Sığınmacıların korunma hakkı var
Avrupa'nın sorumluluk üstlenme zamanı geldi, diyor To Vima:
“Sığınmacılar insan ve hakları var; bu Yunanistan için de geçerli. Onlara asalak ve tehdit unsuru muamelesi yapamayız. Uluslararası hukuk, insanların insani korunma alabilecekleri ülkelere güvenli yollardan ulaşma hakkına sahip olduğunu söyler. ... Yunanistan, Erdoğan'ın sinizmine, zorbalıkla tepki vermemeli. Bunun yerine Avrupa'ya sorumluluklarını hatırlatmak fırsatı doğmuş durumda. Avrupa kalesinin koruyucusu olmak, bizim ülkemizin görevi değil.”
Erdoğan'ın kozunu elinden almak
ARD'nin İstanbul muhabiri Karin Senz, tagesschau.de'deki yazısında Avrupa'yı ikiyüzlülükle suçluyor:
“Avrupa Türkiye'ye askeri anlamda ... destek olmayı kesinlikle istemiyor. Ne de olsa bu felaketin sorumlusu kendisi. Doğru, öyle. Ama bu kez Erdoğan'ın hedefini salt güç ve nüfuza indirgeyemeyiz.

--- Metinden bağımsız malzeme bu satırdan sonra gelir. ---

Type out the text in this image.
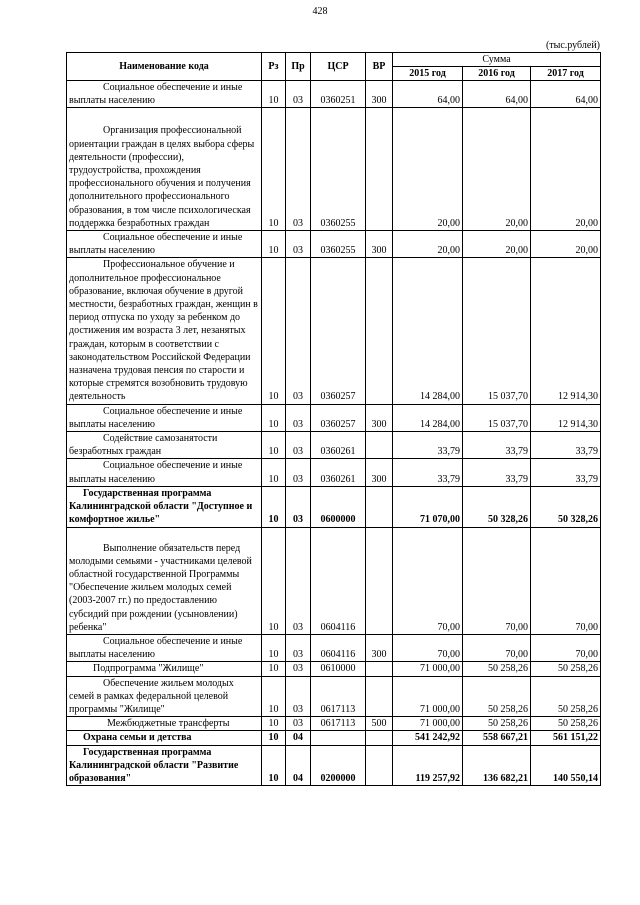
428
(тыс.рублей)
Наименование кода	Рз	Пр	ЦСР	ВР	Сумма		
					2015 год	2016 год	2017 год
Социальное обеспечение и иные выплаты населению	10	03	0360251	300	64,00	64,00	64,00
Организация профессиональной ориентации граждан в целях выбора сферы деятельности (профессии), трудоустройства, прохождения профессионального обучения и получения дополнительного профессионального образования, в том числе психологическая поддержка безработных граждан	10	03	0360255		20,00	20,00	20,00
Социальное обеспечение и иные выплаты населению	10	03	0360255	300	20,00	20,00	20,00
Профессиональное обучение и дополнительное профессиональное образование, включая обучение в другой местности, безработных граждан, женщин в период отпуска по уходу за ребенком до достижения им возраста 3 лет, незанятых граждан, которым в соответствии с законодательством Российской Федерации назначена трудовая пенсия по старости и которые стремятся возобновить трудовую деятельность	10	03	0360257		14 284,00	15 037,70	12 914,30
Социальное обеспечение и иные выплаты населению	10	03	0360257	300	14 284,00	15 037,70	12 914,30
Содействие самозанятости безработных граждан	10	03	0360261		33,79	33,79	33,79
Социальное обеспечение и иные выплаты населению	10	03	0360261	300	33,79	33,79	33,79
Государственная программа Калининградской области "Доступное и комфортное жилье"	10	03	0600000		71 070,00	50 328,26	50 328,26
Выполнение обязательств перед молодыми семьями - участниками целевой областной государственной Программы "Обеспечение жильем молодых семей (2003-2007 гг.) по предоставлению субсидий при рождении (усыновлении) ребенка"	10	03	0604116		70,00	70,00	70,00
Социальное обеспечение и иные выплаты населению	10	03	0604116	300	70,00	70,00	70,00
Подпрограмма "Жилище"	10	03	0610000		71 000,00	50 258,26	50 258,26
Обеспечение жильем молодых семей в рамках федеральной целевой программы "Жилище"	10	03	0617113		71 000,00	50 258,26	50 258,26
Межбюджетные трансферты	10	03	0617113	500	71 000,00	50 258,26	50 258,26
Охрана семьи и детства	10	04			541 242,92	558 667,21	561 151,22
Государственная программа Калининградской области "Развитие образования"	10	04	0200000		119 257,92	136 682,21	140 550,14
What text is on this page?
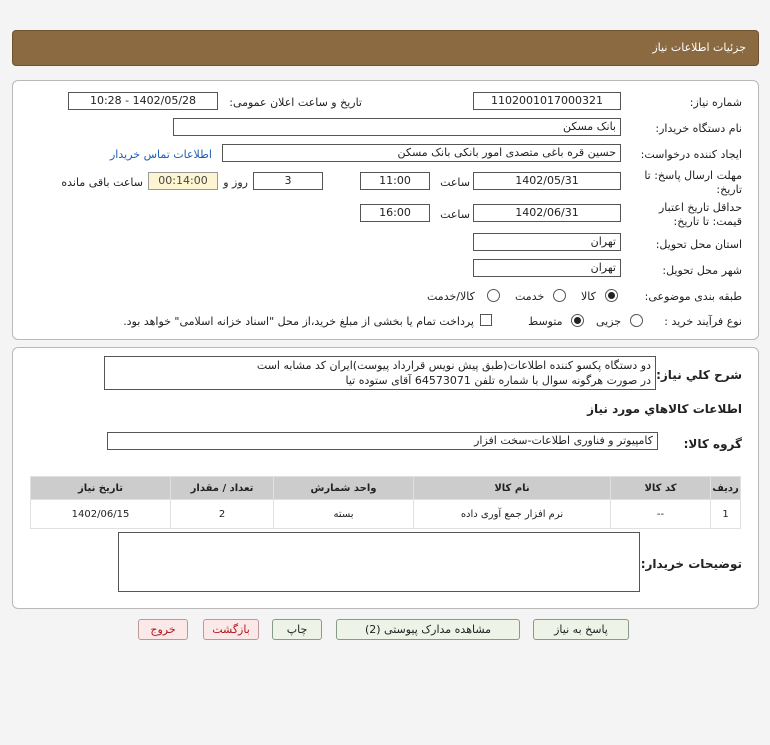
جزئیات اطلاعات نیاز
شماره نیاز:
1102001017000321
تاریخ و ساعت اعلان عمومی:
1402/05/28 - 10:28
نام دستگاه خریدار:
بانک مسکن
ایجاد کننده درخواست:
حسین قره باغی متصدی امور بانکی بانک مسکن
اطلاعات تماس خریدار
مهلت ارسال پاسخ: تا
تاریخ:
1402/05/31
ساعت
11:00
3
روز و
00:14:00
ساعت باقی مانده
حداقل تاریخ اعتبار
قیمت: تا تاریخ:
1402/06/31
ساعت
16:00
استان محل تحویل:
تهران
شهر محل تحویل:
تهران
طبقه بندی موضوعی:
کالا
خدمت
کالا/خدمت
نوع فرآیند خرید :
جزیی
متوسط
پرداخت تمام یا بخشی از مبلغ خرید،از محل "اسناد خزانه اسلامی" خواهد بود.
شرح کلي نياز:
دو دستگاه پکسو کننده اطلاعات(طبق پیش نویس قرارداد پیوست)ایران کد مشابه است
در صورت هرگونه سوال با شماره تلفن 64573071 آقای ستوده تیا
اطلاعات کالاهاي مورد نياز
گروه کالا:
کامپیوتر و فناوری اطلاعات-سخت افزار
ردیف	کد کالا	نام کالا	واحد شمارش	تعداد / مقدار	تاریخ نیاز
1	--	نرم افزار جمع آوری داده	بسته	2	1402/06/15
توضیحات خریدار:
پاسخ به نیاز
مشاهده مدارک پیوستی (2)
چاپ
بازگشت
خروج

Onun yapmaya çalıştığı da daha fazla sığınmacıyı ülkesinden uzak tutmak. Erdoğan'ın izlediği bu yol kınanmalıdır. Ama aynı şeyi, insanlık onurunu çiğneyen yöntemlerle Avrupa da yapmaya çalışıyor. Fidye ödeyerek kendini kurtarıyor ve Türkiye'ye ardı ardına milyarlar döküyor. ... Görünürde bir çözüm yok, ama şimdi ilk adımı atmanın tam zamanı. Avrupa ülkeleri Türkiye'den sığınmacı almak zorunda. Böylece Erdoğan'ın elindeki kozu da almış olurlar. Daha da önemlisi, 2015'ten beri ilk kez yine kendilerine yakışacak şekilde insaniyet göstermiş olurlar.”
Kazanan kaos olmamalı
Berlingske'ye göre AB, kendi sınırlarında asayişi sağlamak zorunda:
“Gelişmeler gösterdi ki, Avrupa'nın sınırlarındaki iltica baskısının çözümünü başka ülkelere devretmek çok tehlikeli. O zaman bugünkü gibi şantaj çabalarının kurbanı olur, bu sırada sığınmacıların haklarına saygı gösterildiğinden de emin olamayız. Türkiye gibi üçüncü ülkelerle varılan mutabakatlar tek kalmamalı. Bugün Yunanistan sınırına dayanan binlerce insan, AB'nin dış sınırlarını korumanın ne kadar önemli olduğunu hatırlatıyor bize. AB olarak yapmamız gereken, güçlünün sözünün geçmesini ve kaosu engellemektir. ... Avrupa olarak Suriye'deki askeri harekatlarına son vermesi için Rusya'ya da baskı uygulamalıyız.”
Rusya'ya yeni yaptırımlar ihtimal dışı
Ria Novosti, Erdoğan'ın sınırları açarak AB'yi Rusya'ya karşı daha katı tutum takınmaya zorlayabileceğine inanmıyor:
“Sınırlarındaki sığınmacı kalabalığından ve 2015'teki 'göç krizinin' tekrarlamasından korkan AB'nin Rusya'yı ekonomik yöntemlerle etkileme kararı almaya çalıştığını varsayalım. Bu senaryo (yakın geçmişteki) tarihi deneyimlere ve Paris ile Berlin yönetimlerinin jeopolitik mantığına uymaz. AB'nin, kendine zarar vermeden Rusya'ya uygulayabileceği tüm yaptırımlar zaten halihazırda yürürlükte. Bunun dışındaki her adım olağanüstü hal için hazırda tutulması gereken önlemlerdir. 'Türkiye'nin Suriye'deki çıkarlarını korumak', Berlin ya da Paris'in kendilerine bu kadar acı verecek adımları atmasına değecek bir şey değil.”